John Kerry has had so many positions on U.S. troop levels in Iraq and so many nuances that just about everyone — from the very hawkish to the very dovish — has agreed with him at one time or another.
Early in the campaign, The Washington Post noted yesterday, Mr. Kerry said it was impossible to predict when U.S. soldiers would return home without talking to commanders in the field, and even suggested increasing the number of U.S. troops. But when Mr. Kerry’s primary campaign faltered under a withering assault from Howard Dean and the antiwar left, he changed his tune. During a Sept. 4, 2003, debate in New Mexico, for example, Mr. Kerry said: “We should not send more American troops. That would be the worst thing. We do not want more Americanization. We do not want a greater sense of American occupation.”

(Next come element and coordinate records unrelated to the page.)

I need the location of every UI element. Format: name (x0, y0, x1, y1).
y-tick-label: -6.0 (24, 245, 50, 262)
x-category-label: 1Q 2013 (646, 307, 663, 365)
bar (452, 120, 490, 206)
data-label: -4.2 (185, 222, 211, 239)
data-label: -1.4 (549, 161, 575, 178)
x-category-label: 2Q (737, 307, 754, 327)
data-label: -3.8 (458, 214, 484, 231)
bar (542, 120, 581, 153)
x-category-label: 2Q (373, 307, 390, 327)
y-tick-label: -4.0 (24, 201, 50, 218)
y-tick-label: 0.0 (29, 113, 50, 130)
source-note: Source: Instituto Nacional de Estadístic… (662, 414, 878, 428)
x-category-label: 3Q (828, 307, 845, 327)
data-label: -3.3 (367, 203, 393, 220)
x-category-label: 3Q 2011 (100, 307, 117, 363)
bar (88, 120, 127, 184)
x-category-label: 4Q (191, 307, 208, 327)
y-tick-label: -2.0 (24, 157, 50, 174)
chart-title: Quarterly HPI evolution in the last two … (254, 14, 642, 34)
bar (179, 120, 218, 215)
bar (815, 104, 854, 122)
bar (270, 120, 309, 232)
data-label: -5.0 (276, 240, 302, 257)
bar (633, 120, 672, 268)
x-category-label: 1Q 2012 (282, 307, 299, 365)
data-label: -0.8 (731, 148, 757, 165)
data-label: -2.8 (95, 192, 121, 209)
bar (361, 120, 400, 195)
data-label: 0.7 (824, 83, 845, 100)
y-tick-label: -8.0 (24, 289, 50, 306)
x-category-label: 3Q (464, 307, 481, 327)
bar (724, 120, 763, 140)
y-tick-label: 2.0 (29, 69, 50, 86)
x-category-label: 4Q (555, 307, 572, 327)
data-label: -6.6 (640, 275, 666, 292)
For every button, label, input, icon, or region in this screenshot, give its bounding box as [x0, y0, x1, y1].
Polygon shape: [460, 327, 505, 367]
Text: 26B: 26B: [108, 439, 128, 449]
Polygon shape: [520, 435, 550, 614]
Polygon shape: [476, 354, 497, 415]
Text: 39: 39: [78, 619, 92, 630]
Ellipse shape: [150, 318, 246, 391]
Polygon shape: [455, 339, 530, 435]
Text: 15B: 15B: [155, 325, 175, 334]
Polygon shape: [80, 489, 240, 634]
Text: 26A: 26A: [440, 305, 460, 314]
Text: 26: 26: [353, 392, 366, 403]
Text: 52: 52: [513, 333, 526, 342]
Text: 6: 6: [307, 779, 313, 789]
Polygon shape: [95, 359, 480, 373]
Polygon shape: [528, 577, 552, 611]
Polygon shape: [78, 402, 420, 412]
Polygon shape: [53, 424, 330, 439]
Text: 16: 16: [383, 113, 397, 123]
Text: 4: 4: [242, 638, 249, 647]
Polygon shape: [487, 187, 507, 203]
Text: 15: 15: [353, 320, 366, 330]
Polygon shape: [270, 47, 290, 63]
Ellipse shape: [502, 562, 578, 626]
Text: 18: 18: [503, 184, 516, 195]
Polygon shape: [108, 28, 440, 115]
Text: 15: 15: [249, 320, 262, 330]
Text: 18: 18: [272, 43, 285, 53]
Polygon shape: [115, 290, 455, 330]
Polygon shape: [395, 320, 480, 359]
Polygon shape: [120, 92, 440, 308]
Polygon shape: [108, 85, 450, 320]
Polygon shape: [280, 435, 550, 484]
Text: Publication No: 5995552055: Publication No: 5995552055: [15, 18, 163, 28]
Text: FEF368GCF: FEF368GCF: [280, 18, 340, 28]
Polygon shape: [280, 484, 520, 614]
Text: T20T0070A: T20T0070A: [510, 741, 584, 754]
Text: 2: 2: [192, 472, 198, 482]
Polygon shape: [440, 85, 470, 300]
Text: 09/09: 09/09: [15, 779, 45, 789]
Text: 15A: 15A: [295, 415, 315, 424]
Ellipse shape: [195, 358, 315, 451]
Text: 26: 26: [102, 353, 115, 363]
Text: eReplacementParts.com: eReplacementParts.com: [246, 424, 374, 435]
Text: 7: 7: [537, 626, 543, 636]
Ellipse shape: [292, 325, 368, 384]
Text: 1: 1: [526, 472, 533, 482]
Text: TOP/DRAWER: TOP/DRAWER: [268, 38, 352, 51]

But in December, Kerry foreign policy adviser Rand Beers said the candidate “would not rule out the possibility” of sending additional troops to Iraq. In an April 18 “Meet the Press” appearance, Mr. Kerry stated that the United States “cannot fail”in Iraq, adding, “if it requires more troops in order to create the stability that eliminates the chaos, that can provide the groundwork for other countries, that’s what you have to do.” On May 28, Mr. Kerry called for increasing the size of the American military by 40,000, in order to relieve “over-extended” National Guard troops in Iraq and Afghanistan.
Last month, Mr. Kerry once again shifted. During a series of Aug. 1 TV interviews, Mr. Kerry promised to substantially reduce U.S. troop strength in Iraq by the end of his first term in the White House. “I will have significant, enormous reduction in the level of troops,” he said. One week later, Mr. Kerry said that he planned to begin withdrawing troops during his first six months in office, with a goal of bringing most of them home by the end of his first term. Then, three days ago, he said he could bring all of the troops home by the end of his term.
Perhaps there is some way that one can reconcile all of these formulations (along with the new rationalizations and nuances we are likely to hear from Mr. Kerry in the coming weeks). Sometimes Mr. Kerry sounds like he is motivated by a desire to pander to the Howard Dean wing of the Democratic Party; at other times, he sounds like he is trying to score points with people like Sen. Joe Lieberman and moderates who understand that it would be a disaster for the United States to cut and run in Iraq. When you add it all up, Mr. Kerry sounds like a man without any fixed beliefs who is embarrassing himself by trying to be all things to all people.